As muralhas que hoje percorremos foram erguidas sobretudo pelos almóadas, entre os séculos XII e XIII, num período em que Xelb rivalizava com Sevilha e Córdoba em importância estratégica.
A fortaleza por dentro: cisternas, muralhas e silêncio
Entrar no castelo é entrar num labirinto de pedra onde o tempo abranda.

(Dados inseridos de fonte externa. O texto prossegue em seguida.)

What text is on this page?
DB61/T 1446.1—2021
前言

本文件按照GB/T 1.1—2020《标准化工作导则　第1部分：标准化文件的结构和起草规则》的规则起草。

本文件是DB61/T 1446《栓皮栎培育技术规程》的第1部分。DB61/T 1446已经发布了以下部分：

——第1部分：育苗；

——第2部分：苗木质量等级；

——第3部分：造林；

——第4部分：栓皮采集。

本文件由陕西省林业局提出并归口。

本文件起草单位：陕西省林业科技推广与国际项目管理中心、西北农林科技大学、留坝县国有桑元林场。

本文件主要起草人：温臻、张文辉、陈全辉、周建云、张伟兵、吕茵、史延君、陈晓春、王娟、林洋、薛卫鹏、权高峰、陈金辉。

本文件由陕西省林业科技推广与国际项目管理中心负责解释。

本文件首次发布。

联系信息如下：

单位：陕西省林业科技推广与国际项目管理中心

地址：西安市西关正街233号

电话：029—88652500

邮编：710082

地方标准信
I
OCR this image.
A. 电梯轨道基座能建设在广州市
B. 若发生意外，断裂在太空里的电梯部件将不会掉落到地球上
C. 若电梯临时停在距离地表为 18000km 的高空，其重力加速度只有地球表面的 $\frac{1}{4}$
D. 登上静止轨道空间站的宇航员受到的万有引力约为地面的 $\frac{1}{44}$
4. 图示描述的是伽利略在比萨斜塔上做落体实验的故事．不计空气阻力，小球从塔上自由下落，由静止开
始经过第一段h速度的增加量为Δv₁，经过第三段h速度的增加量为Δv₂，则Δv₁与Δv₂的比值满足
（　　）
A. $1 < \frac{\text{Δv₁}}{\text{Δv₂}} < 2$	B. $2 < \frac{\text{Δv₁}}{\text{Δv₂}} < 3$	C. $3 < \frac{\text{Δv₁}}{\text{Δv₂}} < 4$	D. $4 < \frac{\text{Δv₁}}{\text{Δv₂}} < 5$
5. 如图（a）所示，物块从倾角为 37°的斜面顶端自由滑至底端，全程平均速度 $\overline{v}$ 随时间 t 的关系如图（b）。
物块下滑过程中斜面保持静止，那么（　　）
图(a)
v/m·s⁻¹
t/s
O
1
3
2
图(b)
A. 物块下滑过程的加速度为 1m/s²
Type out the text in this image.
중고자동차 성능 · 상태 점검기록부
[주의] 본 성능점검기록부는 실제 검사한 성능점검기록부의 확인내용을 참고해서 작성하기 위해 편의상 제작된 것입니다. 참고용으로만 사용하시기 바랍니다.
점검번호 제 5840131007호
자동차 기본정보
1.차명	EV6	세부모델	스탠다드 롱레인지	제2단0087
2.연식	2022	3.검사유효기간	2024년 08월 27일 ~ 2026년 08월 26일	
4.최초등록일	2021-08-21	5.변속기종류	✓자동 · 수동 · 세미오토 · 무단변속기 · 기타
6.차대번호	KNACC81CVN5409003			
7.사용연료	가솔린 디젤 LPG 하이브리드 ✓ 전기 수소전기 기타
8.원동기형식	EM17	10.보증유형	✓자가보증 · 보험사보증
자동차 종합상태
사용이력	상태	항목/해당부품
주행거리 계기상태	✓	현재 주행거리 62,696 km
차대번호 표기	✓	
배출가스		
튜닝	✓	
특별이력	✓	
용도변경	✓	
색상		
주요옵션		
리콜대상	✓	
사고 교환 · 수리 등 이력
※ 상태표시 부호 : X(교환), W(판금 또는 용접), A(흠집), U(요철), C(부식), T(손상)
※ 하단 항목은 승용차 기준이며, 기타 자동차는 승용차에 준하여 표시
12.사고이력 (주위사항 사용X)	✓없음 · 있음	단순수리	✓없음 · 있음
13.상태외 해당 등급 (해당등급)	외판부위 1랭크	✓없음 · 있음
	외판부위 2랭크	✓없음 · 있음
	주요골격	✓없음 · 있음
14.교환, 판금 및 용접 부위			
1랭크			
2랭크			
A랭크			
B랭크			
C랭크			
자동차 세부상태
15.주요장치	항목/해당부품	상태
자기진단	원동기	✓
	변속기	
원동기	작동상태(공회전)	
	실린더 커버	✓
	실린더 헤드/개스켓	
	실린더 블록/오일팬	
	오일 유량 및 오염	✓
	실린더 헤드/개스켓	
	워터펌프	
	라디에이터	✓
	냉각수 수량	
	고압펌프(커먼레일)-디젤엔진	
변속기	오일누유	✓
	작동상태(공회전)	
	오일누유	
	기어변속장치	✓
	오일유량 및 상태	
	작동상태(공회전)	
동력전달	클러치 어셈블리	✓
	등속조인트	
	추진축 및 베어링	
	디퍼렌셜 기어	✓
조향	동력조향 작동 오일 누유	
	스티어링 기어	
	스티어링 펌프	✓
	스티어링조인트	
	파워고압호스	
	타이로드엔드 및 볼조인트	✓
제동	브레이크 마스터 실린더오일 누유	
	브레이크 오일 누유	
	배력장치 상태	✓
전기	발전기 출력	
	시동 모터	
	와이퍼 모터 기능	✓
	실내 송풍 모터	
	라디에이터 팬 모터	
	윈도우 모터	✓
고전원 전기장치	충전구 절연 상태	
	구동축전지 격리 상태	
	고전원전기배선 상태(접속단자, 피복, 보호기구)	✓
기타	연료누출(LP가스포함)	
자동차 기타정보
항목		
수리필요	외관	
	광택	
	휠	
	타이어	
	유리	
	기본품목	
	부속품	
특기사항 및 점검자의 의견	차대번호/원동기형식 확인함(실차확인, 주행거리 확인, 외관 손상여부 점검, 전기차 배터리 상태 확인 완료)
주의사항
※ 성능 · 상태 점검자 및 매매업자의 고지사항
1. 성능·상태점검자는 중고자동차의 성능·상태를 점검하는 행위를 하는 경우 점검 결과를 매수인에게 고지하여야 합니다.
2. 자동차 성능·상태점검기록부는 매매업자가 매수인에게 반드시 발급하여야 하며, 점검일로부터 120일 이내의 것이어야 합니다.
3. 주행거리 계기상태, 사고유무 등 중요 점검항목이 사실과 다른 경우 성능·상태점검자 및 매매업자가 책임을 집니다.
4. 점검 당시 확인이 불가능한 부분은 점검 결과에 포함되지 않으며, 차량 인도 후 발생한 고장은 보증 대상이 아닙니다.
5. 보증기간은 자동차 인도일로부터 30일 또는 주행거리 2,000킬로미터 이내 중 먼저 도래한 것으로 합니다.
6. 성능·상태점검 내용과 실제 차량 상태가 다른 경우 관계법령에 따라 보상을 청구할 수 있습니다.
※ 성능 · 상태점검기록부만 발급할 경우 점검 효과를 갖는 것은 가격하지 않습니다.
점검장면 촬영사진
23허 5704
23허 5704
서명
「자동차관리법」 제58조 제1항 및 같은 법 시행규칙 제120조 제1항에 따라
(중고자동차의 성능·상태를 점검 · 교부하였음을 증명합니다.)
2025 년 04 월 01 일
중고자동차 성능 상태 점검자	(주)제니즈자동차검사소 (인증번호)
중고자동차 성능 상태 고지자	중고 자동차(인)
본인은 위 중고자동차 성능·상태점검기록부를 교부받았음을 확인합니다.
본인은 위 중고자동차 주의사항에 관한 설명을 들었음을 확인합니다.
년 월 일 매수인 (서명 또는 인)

- Aljibe — a grande cisterna abobadada que abastecia a cidade em tempos de cerco
- Cisterna dos Cães — mais de 40 metros de profundidade, com fragmentos de cerâmica nas camadas inferiores
- Torreões e muralhas — caminhos de ronda que revelam a força defensiva da antiga capital
🎥 A porta do castelo e o interior:
O palácio almóada: um raro tesouro islâmico em Portugal
As escavações arqueológicas revelaram os vestígios de um palácio almóada com pátio interior e sistema de banhos — um testemunho raro da sofisticação urbana islâmica no território português.
É uma das descobertas mais importantes do castelo e ajuda a compreender o nível de desenvolvimento de Xelb no período medieval.

Um símbolo do Algarve interior
O Castelo de Silves não é apenas um monumento. É um miradouro sobre o vale do Arade, um palco de história e um dos lugares mais marcantes do Algarve interior.
A sua cor vermelha, as suas torres e as suas cisternas continuam a contar a história de uma cidade que foi capital, porto fluvial e centro intelectual do sul peninsular.